Alkisah ada seorang gembala muda, dia adalah anak bungsu dari delapan bersaudara. Di negerinya anak bungsu tidak terlalu dianggap. Dia sudah biasa harus mati-matian melindungi domba-dombanya dari binatang pemangsa seperti serigala, singa, bahkan beruang, dia biasa melawan binatang-binatang itu dengan senjatanya sendiri yang mirip dengan ketapel, yang pelurunya adalah batu. Lalu seatu hari rumahnya didatangi seseorang yang diutus Tuhan, diapun dibilang (dinubuatkan), bahkan diurapi jadi raja di negerinya seatu saat. Dia memulai karirnya di pemerintahan sebagai pembawa makanan bagi kakak-kakaknya yang menjadi prajurit. Sesampai di medan perang untuk membawa makanan, ia penasaran dengan apa yang terjadi dan dia sempat sedih karena bangsa lain menghina tentara-tentara negaranya. Lalu ia menghadap raja dan menyatakan akan ikut bergabung untuk mengalahkan jagoan bangsa lain itu yang menghina negerinya. Lawannya itu besar sekali badannya dan terkenal sebagai pendekar di medan perang karna perawakannya, tapi gembala ini tidak takut karna dia merasa Tuhan selalu menyertainya sesuai dengan pengalamannya melawan singan dan beruang sewaktu menggembalakan. Yah, dia pun mengalahkan raksasa yang bermulut besar itu dengan ketapelnya yang batunya diarakan ke dahinya si raksasa dan batu itu terbenam di dahinya, terus mati deh tuh raksasa. Anak ini dipuja-puji oleh rakyatnya dan menjadi prajurit, terus memenangkan peperangan. Bahkan ia lebih diagung-agungkan daripada rajanya, sampai akhirnya rajanya pun iri hati sampai ingin membunuhnya, tapi dia tidak merasa bersalah. Dia berlari-lari terus sebagai buronan pemerintahan padahal dia tidak tau persis apa salahnya di hadapan rajanya. Dalam pelariannya pun dia pernah dikhianati, harus memimpin orang-orang yang mengikutinya yang juga orang-orang yang “pesakitan” yang penuh kekecewaan dalam hidupnya. Tapi orang muda ini tetap teguh dalam Tuhannya. Singkat cerita raja yang ingin membunuhnya mati terbunuh di medan perang, dan ia pun jadi raja di negerinya itu, dan ia menjadi raja yang paling diagungkan dan diingat-ingat sampai sekarang di negerinya, bahkan namanya identik dengan bangsanya sampai sekarang, yaitu bangsa Israel.
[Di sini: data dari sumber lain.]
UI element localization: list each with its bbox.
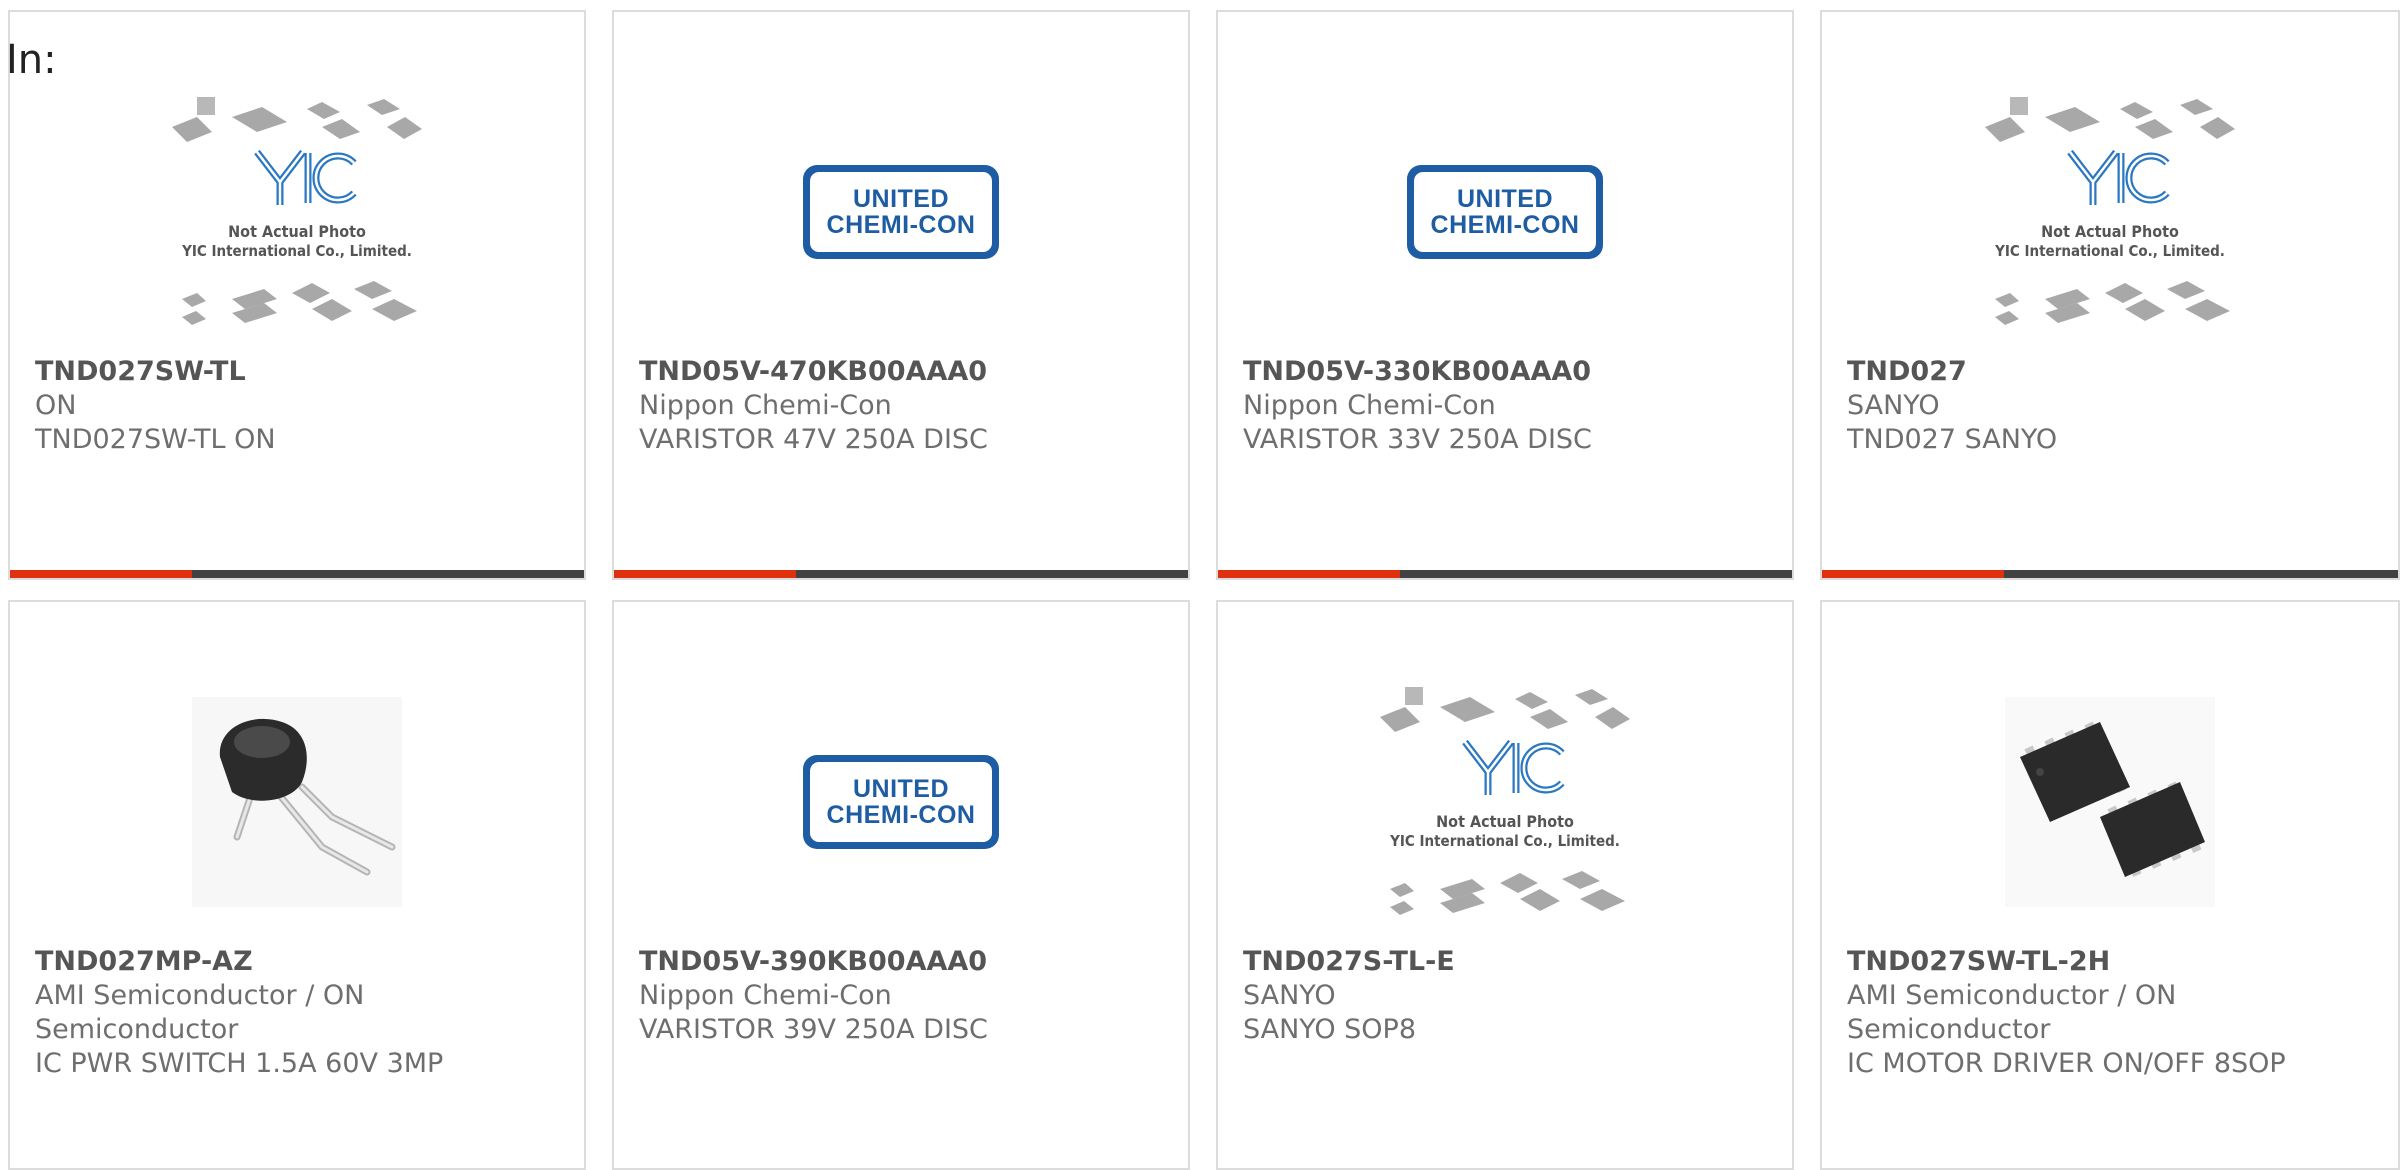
card-accent-bar bbox=[1822, 570, 2004, 578]
manufacturer: Nippon Chemi-Con bbox=[639, 980, 892, 1011]
card-accent-bar bbox=[1218, 570, 1400, 578]
product-grid: Not Actual Photo YIC International Co., … bbox=[0, 0, 2400, 1170]
product-card[interactable]: TND027SW-TL-2H AMI Semiconductor / ON Se… bbox=[1820, 600, 2400, 1170]
part-number[interactable]: TND027MP-AZ bbox=[35, 945, 564, 979]
product-card[interactable]: Not Actual Photo YIC International Co., … bbox=[1820, 10, 2400, 580]
description: IC PWR SWITCH 1.5A 60V 3MP bbox=[35, 1048, 444, 1079]
part-number[interactable]: TND027 bbox=[1847, 355, 2378, 389]
placeholder-company: YIC International Co., Limited. bbox=[1994, 242, 2225, 260]
product-image: UNITED CHEMI-CON bbox=[614, 62, 1188, 362]
placeholder-company: YIC International Co., Limited. bbox=[1389, 832, 1620, 850]
product-image bbox=[1822, 652, 2398, 952]
description: TND027 SANYO bbox=[1847, 424, 2058, 455]
description: IC MOTOR DRIVER ON/OFF 8SOP bbox=[1847, 1048, 2286, 1079]
logo-line-2: CHEMI-CON bbox=[826, 801, 976, 829]
manufacturer: AMI Semiconductor / ON Semiconductor bbox=[1847, 980, 2177, 1045]
description: SANYO SOP8 bbox=[1243, 1014, 1417, 1045]
manufacturer: ON bbox=[35, 390, 77, 421]
product-image bbox=[10, 652, 584, 952]
product-card[interactable]: UNITED CHEMI-CON TND05V-330KB00AAA0 Nipp… bbox=[1216, 10, 1794, 580]
description: VARISTOR 47V 250A DISC bbox=[639, 424, 988, 455]
united-chemi-con-logo: UNITED CHEMI-CON bbox=[1407, 165, 1603, 259]
logo-line-2: CHEMI-CON bbox=[826, 211, 976, 239]
placeholder-caption: Not Actual Photo bbox=[228, 222, 366, 241]
product-card[interactable]: Not Actual Photo YIC International Co., … bbox=[8, 10, 586, 580]
search-prefix-label: In: bbox=[6, 37, 57, 83]
logo-line-2: CHEMI-CON bbox=[1430, 211, 1580, 239]
part-number[interactable]: TND05V-470KB00AAA0 bbox=[639, 355, 1168, 389]
card-footer-bar bbox=[10, 570, 584, 578]
product-image: UNITED CHEMI-CON bbox=[614, 652, 1188, 952]
yic-placeholder-image: Not Actual Photo YIC International Co., … bbox=[1380, 687, 1630, 915]
part-number[interactable]: TND027SW-TL bbox=[35, 355, 564, 389]
manufacturer: SANYO bbox=[1847, 390, 1940, 421]
united-chemi-con-logo: UNITED CHEMI-CON bbox=[803, 165, 999, 259]
manufacturer: Nippon Chemi-Con bbox=[639, 390, 892, 421]
placeholder-company: YIC International Co., Limited. bbox=[181, 242, 412, 260]
to92-transistor-image bbox=[192, 697, 402, 907]
part-number[interactable]: TND027S-TL-E bbox=[1243, 945, 1772, 979]
manufacturer: SANYO bbox=[1243, 980, 1336, 1011]
product-card[interactable]: TND027MP-AZ AMI Semiconductor / ON Semic… bbox=[8, 600, 586, 1170]
placeholder-caption: Not Actual Photo bbox=[2041, 222, 2179, 241]
card-accent-bar bbox=[614, 570, 796, 578]
manufacturer: Nippon Chemi-Con bbox=[1243, 390, 1496, 421]
card-footer-bar bbox=[1218, 570, 1792, 578]
product-image: Not Actual Photo YIC International Co., … bbox=[1822, 62, 2398, 362]
card-footer-bar bbox=[614, 570, 1188, 578]
product-card[interactable]: UNITED CHEMI-CON TND05V-470KB00AAA0 Nipp… bbox=[612, 10, 1190, 580]
description: TND027SW-TL ON bbox=[35, 424, 276, 455]
product-image: Not Actual Photo YIC International Co., … bbox=[1218, 652, 1792, 952]
part-number[interactable]: TND027SW-TL-2H bbox=[1847, 945, 2378, 979]
manufacturer: AMI Semiconductor / ON Semiconductor bbox=[35, 980, 365, 1045]
yic-placeholder-image: Not Actual Photo YIC International Co., … bbox=[1985, 97, 2235, 325]
product-card[interactable]: Not Actual Photo YIC International Co., … bbox=[1216, 600, 1794, 1170]
sop8-package-image bbox=[2005, 697, 2215, 907]
product-image: Not Actual Photo YIC International Co., … bbox=[10, 62, 584, 362]
product-image: UNITED CHEMI-CON bbox=[1218, 62, 1792, 362]
logo-line-1: UNITED bbox=[852, 185, 950, 213]
card-accent-bar bbox=[10, 570, 192, 578]
placeholder-caption: Not Actual Photo bbox=[1436, 812, 1574, 831]
description: VARISTOR 39V 250A DISC bbox=[639, 1014, 988, 1045]
part-number[interactable]: TND05V-330KB00AAA0 bbox=[1243, 355, 1772, 389]
description: VARISTOR 33V 250A DISC bbox=[1243, 424, 1592, 455]
card-footer-bar bbox=[1822, 570, 2398, 578]
logo-line-1: UNITED bbox=[852, 775, 950, 803]
united-chemi-con-logo: UNITED CHEMI-CON bbox=[803, 755, 999, 849]
yic-placeholder-image: Not Actual Photo YIC International Co., … bbox=[172, 97, 422, 325]
product-card[interactable]: UNITED CHEMI-CON TND05V-390KB00AAA0 Nipp… bbox=[612, 600, 1190, 1170]
logo-line-1: UNITED bbox=[1456, 185, 1554, 213]
part-number[interactable]: TND05V-390KB00AAA0 bbox=[639, 945, 1168, 979]
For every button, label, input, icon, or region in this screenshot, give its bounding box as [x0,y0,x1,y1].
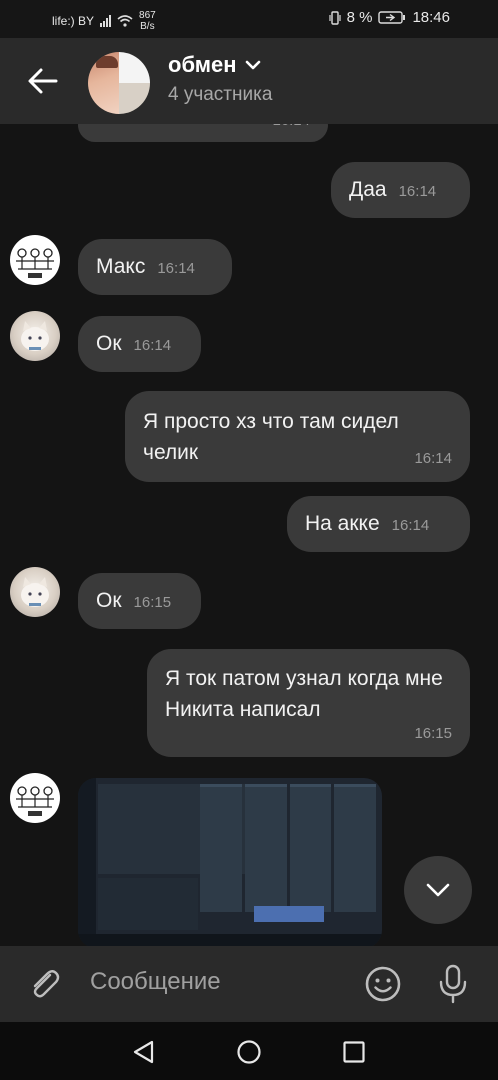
vibrate-icon [328,10,341,25]
image-sidebar [78,778,96,948]
message-text: Макс [96,255,146,278]
cat-avatar[interactable] [10,311,60,361]
header-content: обмен 4 участника [0,38,498,124]
message-bubble-incoming[interactable]: Макс 16:14 [78,239,232,295]
back-arrow-icon[interactable] [26,64,60,98]
battery-percent: 8 % [346,9,373,26]
image-play-button [254,906,324,922]
avatar-photo-bottom-right [119,83,150,114]
status-bar: life:) BY 867 B/s 8 % 18:46 [0,0,498,38]
nav-back-icon[interactable] [131,1039,157,1065]
message-bubble-outgoing[interactable]: Даа 16:14 [331,162,470,218]
cat-avatar[interactable] [10,567,60,617]
scroll-down-button[interactable] [404,856,472,924]
avatar-photo-left [88,52,119,114]
message-time: 16:14 [391,517,430,534]
attach-icon[interactable] [26,966,62,1002]
message-bubble-outgoing[interactable]: На акке 16:14 [287,496,470,552]
message-bubble-outgoing[interactable]: Я просто хз что там сидел челик 16:14 [125,391,470,482]
nav-recents-icon[interactable] [341,1039,367,1065]
message-text: Даа [349,178,387,201]
chevron-down-icon [426,883,450,897]
system-nav-bar [0,1022,498,1080]
image-friends-panel [98,878,198,930]
message-composer: Сообщение [0,946,498,1022]
clock: 18:46 [412,9,450,26]
message-text: Я ток патом узнал когда мне Никита напис… [165,667,443,721]
network-speed: 867 B/s [139,10,156,32]
chat-subtitle: 4 участника [168,84,273,105]
message-text: Я просто хз что там сидел челик [143,410,399,464]
comic-avatar[interactable] [10,235,60,285]
nav-home-icon[interactable] [236,1039,262,1065]
message-text: На акке [305,512,380,535]
image-cards [200,784,376,912]
battery-icon [378,11,406,24]
message-bubble-outgoing[interactable]: Я ток патом узнал когда мне Никита напис… [147,649,470,757]
signal-icon [100,15,112,27]
message-time: 16:14 [398,183,437,200]
message-time: 16:15 [414,725,452,742]
message-bubble-incoming[interactable]: Ок 16:14 [78,316,201,372]
avatar-photo-top-right [119,52,150,83]
comic-avatar[interactable] [10,773,60,823]
message-time: 16:14 [133,337,172,354]
group-avatar[interactable] [88,52,150,114]
message-time: 16:14 [414,450,452,467]
chevron-down-icon [245,60,260,70]
emoji-icon[interactable] [364,965,402,1003]
message-input[interactable]: Сообщение [90,968,221,996]
mic-icon[interactable] [436,963,470,1005]
message-bubble-incoming[interactable]: Ок 16:15 [78,573,201,629]
chat-title[interactable]: обмен [168,52,261,78]
message-time: 16:15 [133,594,172,611]
message-time: 16:14 [157,260,195,277]
message-text: Ок [96,332,122,355]
carrier-label: life:) BY [52,14,95,28]
message-text: Ок [96,589,122,612]
wifi-icon [117,15,133,27]
image-attachment[interactable] [78,778,382,948]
Yah pasti kita sudah tau sapa tuh orang muda, dia adalah Daud. Raja Daud! Bayangin kalau Daud ga pernah jadi gembala yang harus lawan singa n beruang di padang rumput waktu gembalain domba-dombanya, apa iya dia berani lawan si Goliath (tentunya dengan mengingat pengalaman gembalanya itu, Daud ditolong Tuhan, bukan dengan kekuatannya sendiri)?! Kalau Tuhan ga izinkan Daud dikejar-kejar jadi buronan fitnahan, menderita di pelarian, apa iya dia bisa jadi raja yang begitu dibangga-banggakan bangsa Israel?! Bahkan Tuhan rancangkan Mesias lahir dari keturunan Daud.

Kita semua harus melewati yang namanya masa sulit dan kita tetap harus berpengharapan dan tetap tegap karna kita pasti akan jadi lebih kuat. Jangan bersedih bila kita harus melewati masa sulit. Memang benar kalau manusia itu seperti teh celup yang harus kena air panas baru deh sari tehnya keluar, ngerti kan??!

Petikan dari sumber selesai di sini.